Ir al contenido principal

Entrevista a Bo Jimmy Zhu – Restaurante Haku

Bo Jimmy Zhu : “En un nigiri, el pescado es el 20% de la importancia. Al final, el arroz lo hace todo.”

 

El chef italo-japonés -italiano de nacimiento, pero de padres japoneses- dirige HAKU en Valencia con una idea muy clara: fusión sí, pero con criterio. Nada de trucos fáciles. El hilo conductor es la pureza y el respeto por el producto.  Su barra se ha hecho un hueco a base de nigiris ( la estrella es el de anguila), una lectura propia del arroz y una manera de entender la cocina que conecta con algo muy mediterráneo: cuando la materia prima es buena, lo inteligente es no estorbar. HAKU fue elegido uno de los rookie del pasado año para nuestra guía, que celebra este mes de febrero una nueva edición.

 

¿Qué es exactamente Haku? 
Haku, en japonés, tiene varios significados. Uno de ellos es “pureza”. Y para mí va por ahí: una idea de pureza, de intentar hacer las cosas de forma limpia.

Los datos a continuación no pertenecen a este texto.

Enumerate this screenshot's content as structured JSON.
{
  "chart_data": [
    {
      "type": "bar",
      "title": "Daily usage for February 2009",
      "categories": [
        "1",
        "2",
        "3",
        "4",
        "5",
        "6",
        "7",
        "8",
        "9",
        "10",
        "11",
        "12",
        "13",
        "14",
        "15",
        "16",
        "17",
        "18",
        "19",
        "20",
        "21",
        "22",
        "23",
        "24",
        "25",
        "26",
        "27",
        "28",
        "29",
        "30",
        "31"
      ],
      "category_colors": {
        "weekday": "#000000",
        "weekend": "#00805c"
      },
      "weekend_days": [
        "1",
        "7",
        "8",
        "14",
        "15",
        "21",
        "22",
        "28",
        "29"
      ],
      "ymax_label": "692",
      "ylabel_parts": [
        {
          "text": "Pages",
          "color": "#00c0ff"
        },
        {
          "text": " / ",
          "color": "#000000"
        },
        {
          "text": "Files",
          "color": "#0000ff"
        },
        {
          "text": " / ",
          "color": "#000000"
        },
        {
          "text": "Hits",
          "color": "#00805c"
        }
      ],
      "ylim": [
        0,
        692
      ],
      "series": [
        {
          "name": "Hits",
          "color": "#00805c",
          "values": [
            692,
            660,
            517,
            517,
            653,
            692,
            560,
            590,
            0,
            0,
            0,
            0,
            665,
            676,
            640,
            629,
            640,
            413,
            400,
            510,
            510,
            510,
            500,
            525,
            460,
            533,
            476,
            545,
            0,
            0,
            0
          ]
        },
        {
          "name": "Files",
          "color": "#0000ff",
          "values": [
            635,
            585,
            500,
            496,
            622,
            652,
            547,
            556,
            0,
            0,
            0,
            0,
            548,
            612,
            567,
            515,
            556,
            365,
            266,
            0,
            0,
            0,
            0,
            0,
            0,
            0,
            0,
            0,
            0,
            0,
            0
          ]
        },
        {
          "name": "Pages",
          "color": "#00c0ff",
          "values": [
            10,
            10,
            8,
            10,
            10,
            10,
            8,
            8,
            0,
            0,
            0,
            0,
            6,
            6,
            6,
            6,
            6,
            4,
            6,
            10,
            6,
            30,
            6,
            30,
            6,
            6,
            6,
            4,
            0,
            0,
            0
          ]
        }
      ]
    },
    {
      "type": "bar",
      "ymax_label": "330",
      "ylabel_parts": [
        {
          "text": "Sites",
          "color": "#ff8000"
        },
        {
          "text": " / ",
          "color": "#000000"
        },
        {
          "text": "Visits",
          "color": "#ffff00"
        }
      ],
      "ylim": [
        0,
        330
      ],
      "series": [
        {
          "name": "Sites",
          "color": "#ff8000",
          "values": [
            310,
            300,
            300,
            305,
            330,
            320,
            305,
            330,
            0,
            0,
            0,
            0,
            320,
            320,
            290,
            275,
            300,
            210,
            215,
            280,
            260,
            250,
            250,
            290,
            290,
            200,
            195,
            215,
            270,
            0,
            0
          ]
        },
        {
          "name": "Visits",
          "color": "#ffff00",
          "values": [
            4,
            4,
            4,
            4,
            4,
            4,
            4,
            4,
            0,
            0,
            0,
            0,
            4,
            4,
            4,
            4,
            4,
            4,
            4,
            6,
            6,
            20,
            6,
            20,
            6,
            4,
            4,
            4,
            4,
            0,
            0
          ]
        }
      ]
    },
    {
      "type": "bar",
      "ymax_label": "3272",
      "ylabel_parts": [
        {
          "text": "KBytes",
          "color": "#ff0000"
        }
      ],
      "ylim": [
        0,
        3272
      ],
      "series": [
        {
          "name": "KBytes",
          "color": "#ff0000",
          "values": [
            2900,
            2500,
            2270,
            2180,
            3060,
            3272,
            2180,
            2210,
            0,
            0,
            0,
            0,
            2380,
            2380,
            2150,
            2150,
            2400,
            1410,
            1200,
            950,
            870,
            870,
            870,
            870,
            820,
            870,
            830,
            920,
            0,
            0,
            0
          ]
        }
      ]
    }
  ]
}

— Vuestra fusión italo-japonesa no busca lo extremo. ¿Dónde pones el límite? 
Lo de “fusión” ya existe muchísimo, el Mediterráneo-japonés es muy amplio. En nuestro caso, lo de italo-japonés es simplemente juntar las dos cocinas que dominamos mejor, sin hacer cosas raras porque sí.

— La Guía Macarfi os reconoció como Rookie en la última gala. ¿Qué representan los premios para un proyecto joven?
Hoy en día cocinar muy bien, simplemente, no es suficiente. Tienes que adaptarte y evolucionar. Los premios ayudan a que te reconozcan, a captar más público. Mi sueño es que el restaurante vaya bien. 

— ¿Cómo es el día a día del restaurante en Valencia? 
Los fines de semana hay mucho trabajo, viernes y sábado por la noche estamos siempre con faena. Entre semana baja un poco, como en casi todos los sitios. Viene gente curiosa, con ganas de probar cosas distintas.

— En clave nigiri, ¿qué pescado no usarías? 
No depende solo del pescado. En un nigiri, el pescado es como el 20% de la importancia. Al final, el arroz lo hace todo. De hecho, el arroz es japonés, pero el vinagre es italiano.

— Un italiano de padres japoneses que acaba en Valencia. Parece un cuento…
Mi hermana está casada con un chico valenciano. Ella quería abrir un restaurante aquí y yo, como ya era cocinero, vine a echar un cable. Y desde ahí me quedé. Me encanta la luz del Mediterráneo, la vida que hay aquí. 

— De Valencia, ¿qué te ha conquistado a nivel gastronómico? 
El almuerzo de media mañana para coger fuerzas. El esmorzaret de las 10 es maravilloso..

— ¿Te planteas una reinterpretación italo-japonesa del esmorzaret? 
No lo sé. El desayuno japonés es muy japonés: sopa, verduras casi sin sal… No sé si pegaría mucho aquí.

— ¿Con qué te gustaría que la gente recordase HAKU? 
Como un restaurante un poco diferente. No es un japonés tradicional y no hacemos las cosas que puedes encontrar en cualquier japonés.

— A quien te dice “yo no como crudo”, ¿qué le respondes? 
Muchas veces es por tradición. Antes no se podía comer pescado crudo. Y luego también es entender el producto. La cocina japonesa es mucho de producto. La italiana a veces “ayuda” un poco más con salsas. Y algo que me sorprendió de España es que la cocina española se parece más a la japonesa: el producto es el protagonista. Si el producto es bueno, no tengo que hacer mucho.

— ¿Qué hay en tu nevera cuando llegas a casa y no te apetece cocinar? 
Mi nevera es muy triste. Latas y cervezas, poco más (risas)

— Cuando no estás en el restaurante, ¿cómo desconectas? 
En el gimnasio. Es mi mejor forma de mantenerme en forma.

— Si no existiera HAKU, ¿qué abrirías? 
Creo que podría abrir un restaurante italiano. Ahora HAKU es más japonés que italiano y podría darle la vuelta.

— Dime un recuerdo de infancia alrededor de la comida. 
La mortadela, sin duda. Es el producto que más me lleva a cuando era un niño.

— ¿Y a quién te gustaría invitar a HAKU?
Lo más divertido sería tener a Gordon Ramsay aquí dentro.